If Israelis are taking an increasingly hard line on the road map, there is no consensus on what to do next. Polled about whether to maintain the cease-fire with the Palestinians, Israelis were evenly split. They were similarly divided on the question of full-scale military action against Hamas and Islamic Jihad; 49% favor major military actions, while a combined 49% prefer other options: either waiting for the Palestinians to take care of terrorist groups (18%) or taking pinpoint action against terrorist leaders (31%).

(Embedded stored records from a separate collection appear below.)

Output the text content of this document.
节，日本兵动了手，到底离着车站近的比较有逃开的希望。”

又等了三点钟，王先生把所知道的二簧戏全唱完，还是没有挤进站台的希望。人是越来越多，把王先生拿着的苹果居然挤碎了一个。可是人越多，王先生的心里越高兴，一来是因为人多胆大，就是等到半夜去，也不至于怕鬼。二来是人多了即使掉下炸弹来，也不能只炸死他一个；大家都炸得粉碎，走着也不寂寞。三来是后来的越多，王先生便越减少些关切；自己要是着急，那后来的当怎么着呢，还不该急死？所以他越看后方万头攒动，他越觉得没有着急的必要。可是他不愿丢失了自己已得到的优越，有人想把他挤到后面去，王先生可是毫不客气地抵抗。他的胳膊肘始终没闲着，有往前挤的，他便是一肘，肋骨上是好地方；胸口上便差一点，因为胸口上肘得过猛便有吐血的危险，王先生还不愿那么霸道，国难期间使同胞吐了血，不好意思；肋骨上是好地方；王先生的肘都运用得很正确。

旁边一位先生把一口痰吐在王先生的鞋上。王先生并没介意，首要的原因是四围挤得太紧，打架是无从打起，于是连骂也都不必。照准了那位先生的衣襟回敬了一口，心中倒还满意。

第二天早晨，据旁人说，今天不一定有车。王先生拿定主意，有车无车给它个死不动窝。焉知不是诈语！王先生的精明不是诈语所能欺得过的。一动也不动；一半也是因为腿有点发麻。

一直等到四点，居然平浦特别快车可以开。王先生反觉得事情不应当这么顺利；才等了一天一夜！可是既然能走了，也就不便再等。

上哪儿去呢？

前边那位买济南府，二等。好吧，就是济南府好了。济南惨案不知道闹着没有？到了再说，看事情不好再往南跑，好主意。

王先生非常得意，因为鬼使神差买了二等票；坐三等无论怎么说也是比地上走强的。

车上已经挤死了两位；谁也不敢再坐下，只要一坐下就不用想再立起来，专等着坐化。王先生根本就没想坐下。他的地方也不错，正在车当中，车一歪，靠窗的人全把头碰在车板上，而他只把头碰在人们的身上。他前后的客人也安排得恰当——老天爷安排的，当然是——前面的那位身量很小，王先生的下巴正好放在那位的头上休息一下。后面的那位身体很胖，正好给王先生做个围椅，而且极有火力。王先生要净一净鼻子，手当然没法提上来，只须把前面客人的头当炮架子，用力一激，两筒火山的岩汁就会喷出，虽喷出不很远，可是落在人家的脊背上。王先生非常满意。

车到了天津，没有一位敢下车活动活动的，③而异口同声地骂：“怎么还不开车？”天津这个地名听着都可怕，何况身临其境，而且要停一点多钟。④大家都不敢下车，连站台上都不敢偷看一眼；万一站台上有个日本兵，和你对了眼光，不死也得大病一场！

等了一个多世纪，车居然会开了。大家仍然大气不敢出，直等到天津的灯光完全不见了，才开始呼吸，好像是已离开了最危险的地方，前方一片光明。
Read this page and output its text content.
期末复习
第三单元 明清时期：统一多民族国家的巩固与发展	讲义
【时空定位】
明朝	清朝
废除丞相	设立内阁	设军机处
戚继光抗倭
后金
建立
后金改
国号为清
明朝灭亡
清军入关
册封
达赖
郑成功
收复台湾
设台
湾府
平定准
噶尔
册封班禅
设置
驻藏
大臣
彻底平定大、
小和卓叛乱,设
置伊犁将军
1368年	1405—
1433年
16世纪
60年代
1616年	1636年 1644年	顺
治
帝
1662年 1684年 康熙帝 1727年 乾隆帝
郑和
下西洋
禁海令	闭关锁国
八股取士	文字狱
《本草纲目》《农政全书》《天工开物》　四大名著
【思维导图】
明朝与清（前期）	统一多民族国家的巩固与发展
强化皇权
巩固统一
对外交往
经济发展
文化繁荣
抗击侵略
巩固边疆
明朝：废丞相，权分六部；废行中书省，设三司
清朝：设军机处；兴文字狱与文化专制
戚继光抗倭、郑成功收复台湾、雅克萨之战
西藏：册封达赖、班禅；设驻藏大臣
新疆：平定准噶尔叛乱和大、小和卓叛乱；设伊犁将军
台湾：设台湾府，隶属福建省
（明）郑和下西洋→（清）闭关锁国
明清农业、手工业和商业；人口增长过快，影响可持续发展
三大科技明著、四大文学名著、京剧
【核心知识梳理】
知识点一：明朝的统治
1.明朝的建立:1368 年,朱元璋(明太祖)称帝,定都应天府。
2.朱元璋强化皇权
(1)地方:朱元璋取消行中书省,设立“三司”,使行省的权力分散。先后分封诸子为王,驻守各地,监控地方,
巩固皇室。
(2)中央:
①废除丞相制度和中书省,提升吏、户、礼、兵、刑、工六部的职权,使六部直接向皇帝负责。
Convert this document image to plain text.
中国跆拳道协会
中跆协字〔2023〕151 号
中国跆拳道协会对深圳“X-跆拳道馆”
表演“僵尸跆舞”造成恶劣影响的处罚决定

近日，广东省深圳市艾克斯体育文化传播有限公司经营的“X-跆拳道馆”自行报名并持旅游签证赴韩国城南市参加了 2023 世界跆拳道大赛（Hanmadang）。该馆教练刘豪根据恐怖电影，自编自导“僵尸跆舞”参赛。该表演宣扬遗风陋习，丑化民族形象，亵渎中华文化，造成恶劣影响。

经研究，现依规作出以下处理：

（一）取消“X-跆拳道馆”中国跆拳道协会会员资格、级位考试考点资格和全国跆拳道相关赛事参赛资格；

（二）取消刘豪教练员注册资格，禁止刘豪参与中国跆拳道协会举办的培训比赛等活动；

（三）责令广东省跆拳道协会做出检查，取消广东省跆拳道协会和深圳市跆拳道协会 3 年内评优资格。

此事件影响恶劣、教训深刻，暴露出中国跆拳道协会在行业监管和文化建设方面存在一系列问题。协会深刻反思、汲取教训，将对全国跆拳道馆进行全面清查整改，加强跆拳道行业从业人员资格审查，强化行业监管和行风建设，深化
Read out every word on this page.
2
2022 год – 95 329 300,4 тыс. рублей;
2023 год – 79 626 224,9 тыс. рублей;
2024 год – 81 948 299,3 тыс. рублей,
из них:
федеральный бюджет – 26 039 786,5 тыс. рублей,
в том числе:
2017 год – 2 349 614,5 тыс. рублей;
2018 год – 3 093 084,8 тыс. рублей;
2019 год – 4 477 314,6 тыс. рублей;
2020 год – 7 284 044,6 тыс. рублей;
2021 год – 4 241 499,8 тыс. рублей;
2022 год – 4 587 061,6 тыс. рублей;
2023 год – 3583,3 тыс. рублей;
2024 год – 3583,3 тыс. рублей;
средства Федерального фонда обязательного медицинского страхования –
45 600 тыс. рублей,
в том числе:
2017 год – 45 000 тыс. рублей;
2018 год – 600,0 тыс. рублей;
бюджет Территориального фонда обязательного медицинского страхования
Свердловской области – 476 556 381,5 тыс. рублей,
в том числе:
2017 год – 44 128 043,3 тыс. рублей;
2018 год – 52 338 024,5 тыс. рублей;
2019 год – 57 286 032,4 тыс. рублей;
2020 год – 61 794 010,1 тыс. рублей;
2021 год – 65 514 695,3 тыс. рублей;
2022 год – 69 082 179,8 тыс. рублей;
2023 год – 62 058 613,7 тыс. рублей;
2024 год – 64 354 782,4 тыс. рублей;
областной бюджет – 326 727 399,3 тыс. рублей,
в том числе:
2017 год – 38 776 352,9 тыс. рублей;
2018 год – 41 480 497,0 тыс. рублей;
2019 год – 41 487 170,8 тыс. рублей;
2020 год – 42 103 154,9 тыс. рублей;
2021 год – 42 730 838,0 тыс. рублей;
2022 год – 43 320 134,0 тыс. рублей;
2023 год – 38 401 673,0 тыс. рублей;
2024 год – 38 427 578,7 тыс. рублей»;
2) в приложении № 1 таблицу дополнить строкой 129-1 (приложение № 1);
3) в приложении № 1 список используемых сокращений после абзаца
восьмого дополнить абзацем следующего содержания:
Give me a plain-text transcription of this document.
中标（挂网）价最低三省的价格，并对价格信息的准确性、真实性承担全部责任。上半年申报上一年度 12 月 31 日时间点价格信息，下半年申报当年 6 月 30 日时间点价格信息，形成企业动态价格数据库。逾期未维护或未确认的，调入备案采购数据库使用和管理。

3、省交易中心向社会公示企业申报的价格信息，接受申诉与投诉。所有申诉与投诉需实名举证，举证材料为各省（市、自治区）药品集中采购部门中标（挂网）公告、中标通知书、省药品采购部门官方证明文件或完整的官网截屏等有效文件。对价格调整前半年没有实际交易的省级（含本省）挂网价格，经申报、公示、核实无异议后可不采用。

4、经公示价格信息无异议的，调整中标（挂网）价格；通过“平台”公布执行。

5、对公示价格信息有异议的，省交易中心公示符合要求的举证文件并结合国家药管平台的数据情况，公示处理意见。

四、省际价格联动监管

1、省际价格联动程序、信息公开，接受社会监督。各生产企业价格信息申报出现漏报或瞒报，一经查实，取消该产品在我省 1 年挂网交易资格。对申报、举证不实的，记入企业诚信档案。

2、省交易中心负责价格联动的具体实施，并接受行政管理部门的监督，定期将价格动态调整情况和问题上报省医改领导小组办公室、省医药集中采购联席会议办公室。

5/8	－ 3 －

The quandary over the best path to take now that the hudna seems over is reflected in the views of Aliza Ben-Tal, a self-proclaimed leftist living on Kibbutz Mashabei Sadeh, south of Beersheba. She said she now feels a near total despair at the situation, because while Israeli retaliations may bring quiet for a short period of time, “in the end it’s tit for tat, and the targeted assassinations are bringing more attacks on us.”

Not that the hudna was strictly observed by either side, she noted: “Tragically, what happened in the middle of the hudna was that there were attacks and there was retaliation.”

Ben-Tal moved to Israel from Los Angeles nearly 20 years ago, and for many years she would write long letters to her family about her wonderful life here and how they had to come and visit. “Now I don’t have the heart to write,” she said.

“My feeling is that we’re just doomed to kill each other,” she said. “I pray and I hope for something better, but I see one big explosion after another, like we’re heading toward the big boom.”

Here, Nathan agrees with Ben-Tal’s assessment. A big boom is coming, Nathan said, but she can see no other way to solve the problem.

Most Israelis fall between Ben-Tal and Nathan on the political spectrum, according to Yaron Ezrahi, a professor of political science at Hebrew University. And while the Israeli public may currently be opposed to the road map, he said, this reaction will likely be short-lived for those in the political center. “The Israeli public has two faces — not hypocritical, but two moods, or two modes,” he said. “One is revenge and aggression after an incredible carnage. That is the short-term response, except for the right, for whom it is a longer-term response. But for the majority, for about 70% of the Israeli public, it is a short-term response. The long-term response for 70% of the Israeli public is a territorial settlement, or two-state solution, and Israelis will follow after any leader who will deliver this with security.”

Nahum Barnea, considered the dean of political columnists in Israel, said, “There is no miracle here. Nobody expects a military solution that will solve the problem at once. We are quite experienced at this kind of thing. Americans sometimes expect one shot, as if it’s a Western, one offensive which will somehow solve the whole problem of terrorism. It never happens this way.”